A madeira rangia, com o estalar do gelo e dos cacos de vidro, pareciam alertar a criança da presença de alguém chegando.
Vaia e o espadachim retomaram a concentração na criança, que se tornou a prioridade máxima. Ela estava debaixo da cama; os pais não se encontravam em lugar algum. Teria sido abandonada?
Não havia nenhum berço ou outra cama além da de casal no canto da casa. Os três ficaram horrorizados ao chegarem a uma conclusão terrível: aquela criança era indesejada.
Vaia tomou a frente, onde o espadachim protestou, mas foi impedido por Cálix, que colocou o braço em seu peito.
— Me deixe passar.
Shhh…
— Eu também não baixei minha guarda, confie em mim, ela não é um monstro. — cochicha Cálix enquanto puxa uma identificação de seu bolso:
Toda rasgada, desbotada, como se tivesse sido exposta a climas extremos por dias, o espadachim consegue discernir apenas algumas informações, Cálix Valente, dezoito anos, e que o documento pertencia a uma tal de Organização Global dos Clérigos e Sacerdotes, na qual ele nunca tinha ouvido falar.

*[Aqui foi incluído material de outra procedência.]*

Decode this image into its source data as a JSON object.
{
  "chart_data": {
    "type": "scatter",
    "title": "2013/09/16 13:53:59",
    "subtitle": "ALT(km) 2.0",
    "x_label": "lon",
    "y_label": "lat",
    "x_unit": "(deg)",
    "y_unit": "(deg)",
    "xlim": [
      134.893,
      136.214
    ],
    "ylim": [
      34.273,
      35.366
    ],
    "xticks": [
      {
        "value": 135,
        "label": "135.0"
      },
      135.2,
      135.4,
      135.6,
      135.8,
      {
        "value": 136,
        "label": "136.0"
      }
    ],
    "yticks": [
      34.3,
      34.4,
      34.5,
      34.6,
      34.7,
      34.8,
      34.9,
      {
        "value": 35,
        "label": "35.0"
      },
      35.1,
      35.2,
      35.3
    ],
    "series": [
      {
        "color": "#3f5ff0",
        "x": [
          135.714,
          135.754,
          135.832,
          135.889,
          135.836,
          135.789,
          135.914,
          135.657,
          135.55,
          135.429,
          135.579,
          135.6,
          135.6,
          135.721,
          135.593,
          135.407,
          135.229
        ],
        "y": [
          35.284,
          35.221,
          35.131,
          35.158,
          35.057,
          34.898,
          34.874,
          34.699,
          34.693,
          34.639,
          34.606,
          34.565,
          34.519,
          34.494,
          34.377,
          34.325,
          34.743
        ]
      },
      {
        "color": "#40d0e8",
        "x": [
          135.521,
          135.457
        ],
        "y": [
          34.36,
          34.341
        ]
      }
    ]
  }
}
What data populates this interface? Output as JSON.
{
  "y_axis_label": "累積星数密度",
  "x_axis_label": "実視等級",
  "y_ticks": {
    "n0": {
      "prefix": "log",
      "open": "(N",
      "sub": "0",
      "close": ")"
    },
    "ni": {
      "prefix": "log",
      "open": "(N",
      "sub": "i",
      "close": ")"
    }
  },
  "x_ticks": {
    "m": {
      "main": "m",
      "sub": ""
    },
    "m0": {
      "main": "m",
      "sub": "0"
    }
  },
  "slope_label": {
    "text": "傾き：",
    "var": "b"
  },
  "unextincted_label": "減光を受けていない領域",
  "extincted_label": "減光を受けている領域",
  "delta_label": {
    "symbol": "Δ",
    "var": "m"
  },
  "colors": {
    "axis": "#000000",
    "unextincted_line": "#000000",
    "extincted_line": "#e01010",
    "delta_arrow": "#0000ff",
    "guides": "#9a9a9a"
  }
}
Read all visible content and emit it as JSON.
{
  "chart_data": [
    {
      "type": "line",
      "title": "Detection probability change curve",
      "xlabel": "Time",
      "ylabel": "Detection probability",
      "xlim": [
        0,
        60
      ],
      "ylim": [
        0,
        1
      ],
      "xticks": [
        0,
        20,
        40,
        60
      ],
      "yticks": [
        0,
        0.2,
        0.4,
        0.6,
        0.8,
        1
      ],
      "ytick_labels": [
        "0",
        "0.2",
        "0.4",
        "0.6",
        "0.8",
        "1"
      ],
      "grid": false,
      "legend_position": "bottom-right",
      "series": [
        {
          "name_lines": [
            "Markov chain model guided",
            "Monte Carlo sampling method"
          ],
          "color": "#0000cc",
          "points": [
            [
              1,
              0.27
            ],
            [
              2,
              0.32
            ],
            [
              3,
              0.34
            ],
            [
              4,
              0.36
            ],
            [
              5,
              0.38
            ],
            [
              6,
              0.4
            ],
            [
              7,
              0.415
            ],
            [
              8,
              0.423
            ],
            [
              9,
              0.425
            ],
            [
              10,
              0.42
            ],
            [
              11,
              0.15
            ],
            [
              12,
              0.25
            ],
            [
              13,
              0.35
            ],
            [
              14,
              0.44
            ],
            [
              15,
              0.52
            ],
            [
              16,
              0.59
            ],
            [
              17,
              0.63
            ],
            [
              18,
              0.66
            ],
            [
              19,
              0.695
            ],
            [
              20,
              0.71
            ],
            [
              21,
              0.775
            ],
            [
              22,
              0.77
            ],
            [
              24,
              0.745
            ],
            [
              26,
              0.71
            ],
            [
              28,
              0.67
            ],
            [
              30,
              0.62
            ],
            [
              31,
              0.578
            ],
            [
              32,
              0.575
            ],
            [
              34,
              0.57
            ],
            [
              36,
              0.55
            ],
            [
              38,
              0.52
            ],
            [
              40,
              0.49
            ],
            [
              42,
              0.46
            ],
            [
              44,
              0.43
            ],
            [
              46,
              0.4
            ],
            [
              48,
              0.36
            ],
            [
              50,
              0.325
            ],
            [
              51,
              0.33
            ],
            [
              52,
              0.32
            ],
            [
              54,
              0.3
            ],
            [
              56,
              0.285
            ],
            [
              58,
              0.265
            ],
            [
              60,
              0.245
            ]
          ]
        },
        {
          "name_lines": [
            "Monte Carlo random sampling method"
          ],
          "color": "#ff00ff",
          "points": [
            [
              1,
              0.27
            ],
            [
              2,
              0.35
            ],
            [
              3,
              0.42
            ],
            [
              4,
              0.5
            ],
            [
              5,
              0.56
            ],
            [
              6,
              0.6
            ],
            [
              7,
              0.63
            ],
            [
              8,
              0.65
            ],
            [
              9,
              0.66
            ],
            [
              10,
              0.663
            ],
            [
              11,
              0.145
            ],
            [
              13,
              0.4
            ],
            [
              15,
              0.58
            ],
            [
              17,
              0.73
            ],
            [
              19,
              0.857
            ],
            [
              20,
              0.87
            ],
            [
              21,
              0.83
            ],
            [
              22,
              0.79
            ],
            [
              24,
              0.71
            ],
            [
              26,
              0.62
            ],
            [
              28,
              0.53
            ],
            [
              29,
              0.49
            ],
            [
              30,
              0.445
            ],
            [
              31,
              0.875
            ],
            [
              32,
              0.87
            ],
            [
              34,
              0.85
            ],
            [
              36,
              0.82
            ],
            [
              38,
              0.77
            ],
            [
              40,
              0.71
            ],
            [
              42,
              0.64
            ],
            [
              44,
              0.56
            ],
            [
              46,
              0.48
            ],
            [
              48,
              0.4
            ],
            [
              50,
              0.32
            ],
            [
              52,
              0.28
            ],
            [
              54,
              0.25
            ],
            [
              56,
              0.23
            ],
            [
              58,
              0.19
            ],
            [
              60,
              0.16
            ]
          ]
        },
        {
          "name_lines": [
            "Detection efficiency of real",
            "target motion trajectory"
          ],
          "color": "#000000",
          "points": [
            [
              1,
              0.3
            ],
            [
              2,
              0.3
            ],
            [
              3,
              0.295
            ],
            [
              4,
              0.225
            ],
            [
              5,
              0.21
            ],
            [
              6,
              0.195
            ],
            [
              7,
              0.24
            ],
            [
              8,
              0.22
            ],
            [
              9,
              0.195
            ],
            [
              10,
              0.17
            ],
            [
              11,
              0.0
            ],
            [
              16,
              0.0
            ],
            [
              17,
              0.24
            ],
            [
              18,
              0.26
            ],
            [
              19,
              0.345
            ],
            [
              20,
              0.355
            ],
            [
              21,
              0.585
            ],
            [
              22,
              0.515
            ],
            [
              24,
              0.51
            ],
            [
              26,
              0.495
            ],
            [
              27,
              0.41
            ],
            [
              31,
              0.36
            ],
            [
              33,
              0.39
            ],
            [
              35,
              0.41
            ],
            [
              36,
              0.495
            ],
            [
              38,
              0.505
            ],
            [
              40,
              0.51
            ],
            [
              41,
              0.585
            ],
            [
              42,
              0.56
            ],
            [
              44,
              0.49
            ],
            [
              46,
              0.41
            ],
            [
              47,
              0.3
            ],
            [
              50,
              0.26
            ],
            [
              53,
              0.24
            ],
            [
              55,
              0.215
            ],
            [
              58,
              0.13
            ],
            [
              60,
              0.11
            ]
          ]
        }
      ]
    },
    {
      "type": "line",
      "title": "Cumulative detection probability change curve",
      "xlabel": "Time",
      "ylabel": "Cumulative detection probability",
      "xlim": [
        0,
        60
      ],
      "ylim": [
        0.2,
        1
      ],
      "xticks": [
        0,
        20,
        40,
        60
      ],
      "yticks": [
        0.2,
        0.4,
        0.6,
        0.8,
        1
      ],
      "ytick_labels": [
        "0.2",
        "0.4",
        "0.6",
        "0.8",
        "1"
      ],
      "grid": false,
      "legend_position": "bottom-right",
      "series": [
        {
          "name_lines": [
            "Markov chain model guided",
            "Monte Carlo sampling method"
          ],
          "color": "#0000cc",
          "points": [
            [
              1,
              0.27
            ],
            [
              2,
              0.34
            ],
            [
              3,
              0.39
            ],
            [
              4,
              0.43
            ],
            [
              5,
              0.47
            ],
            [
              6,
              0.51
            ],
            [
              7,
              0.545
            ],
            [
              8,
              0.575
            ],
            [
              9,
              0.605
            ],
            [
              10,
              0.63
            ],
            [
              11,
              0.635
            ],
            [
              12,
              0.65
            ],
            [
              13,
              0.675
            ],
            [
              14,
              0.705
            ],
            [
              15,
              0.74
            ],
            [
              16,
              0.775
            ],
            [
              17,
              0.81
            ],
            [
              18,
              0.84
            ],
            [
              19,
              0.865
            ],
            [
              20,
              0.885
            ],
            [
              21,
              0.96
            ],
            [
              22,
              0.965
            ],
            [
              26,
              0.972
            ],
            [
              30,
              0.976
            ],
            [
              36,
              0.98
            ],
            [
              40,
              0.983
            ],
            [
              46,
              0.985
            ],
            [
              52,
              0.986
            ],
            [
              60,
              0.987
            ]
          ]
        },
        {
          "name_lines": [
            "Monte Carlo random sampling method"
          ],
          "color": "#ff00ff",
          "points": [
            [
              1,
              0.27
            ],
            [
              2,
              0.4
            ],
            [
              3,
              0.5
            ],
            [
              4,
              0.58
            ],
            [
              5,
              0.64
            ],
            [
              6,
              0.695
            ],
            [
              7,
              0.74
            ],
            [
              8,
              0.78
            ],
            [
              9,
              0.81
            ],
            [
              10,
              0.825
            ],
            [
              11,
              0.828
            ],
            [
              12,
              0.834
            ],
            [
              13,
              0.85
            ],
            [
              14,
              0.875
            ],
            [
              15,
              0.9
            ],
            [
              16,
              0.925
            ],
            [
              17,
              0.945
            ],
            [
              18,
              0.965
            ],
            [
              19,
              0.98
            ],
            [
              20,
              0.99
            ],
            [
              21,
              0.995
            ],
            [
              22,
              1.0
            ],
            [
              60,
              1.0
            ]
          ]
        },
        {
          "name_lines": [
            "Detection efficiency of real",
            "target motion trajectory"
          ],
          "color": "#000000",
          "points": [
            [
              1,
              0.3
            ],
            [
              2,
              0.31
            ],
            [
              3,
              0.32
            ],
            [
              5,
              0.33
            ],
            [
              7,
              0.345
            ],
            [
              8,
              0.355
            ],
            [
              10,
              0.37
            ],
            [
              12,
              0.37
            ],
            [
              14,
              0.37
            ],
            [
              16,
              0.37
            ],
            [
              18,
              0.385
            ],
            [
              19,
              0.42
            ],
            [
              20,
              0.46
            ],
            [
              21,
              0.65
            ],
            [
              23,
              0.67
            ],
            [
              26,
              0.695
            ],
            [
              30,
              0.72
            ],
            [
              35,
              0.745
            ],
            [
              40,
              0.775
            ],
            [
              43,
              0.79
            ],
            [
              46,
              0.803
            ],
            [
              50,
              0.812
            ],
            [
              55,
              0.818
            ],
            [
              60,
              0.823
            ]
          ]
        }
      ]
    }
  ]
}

Contudo, decide afirmar com a cabeça e se aproxima de Vaia com cautela. A mulher parecia maravilhada, e realmente, agora que perceberam, os choros pararam. Assim que Vaia pega a bebê em seus braços, ela olha para trás, vendo Cálix e o espadachim, também curiosos, com a estranha aparência dela.
— Uau… Bebês costumam ter cabelos longos assim? Ela parece ser uma recém-nascida — Apesar do entusiasmo de Cálix, ele é respondido com um olhar crítico de ambos os jovens.
A bebê parece ter se acalmado bastante, mesmo cercada pela desgraça, sua essência inocente ainda era perceptível para todos. Um senso de proteção e compaixão emana dos três, especialmente de Vaia, que sente ter achado uma razão — por menor que seja — para viver.
A pequena criança cai no sono nos braços de Vaia, quando o espadachim vira rapidamente para fora da casa.
— Os rugidos dos monstros de verdade… Temos companhia — Sem as bênçãos dos Deuses pelas luzes dos sóis, o vilarejo é engolfado mais uma vez na escuridão, agora pela presença sinistra de um criatura do lado de fora do casebre.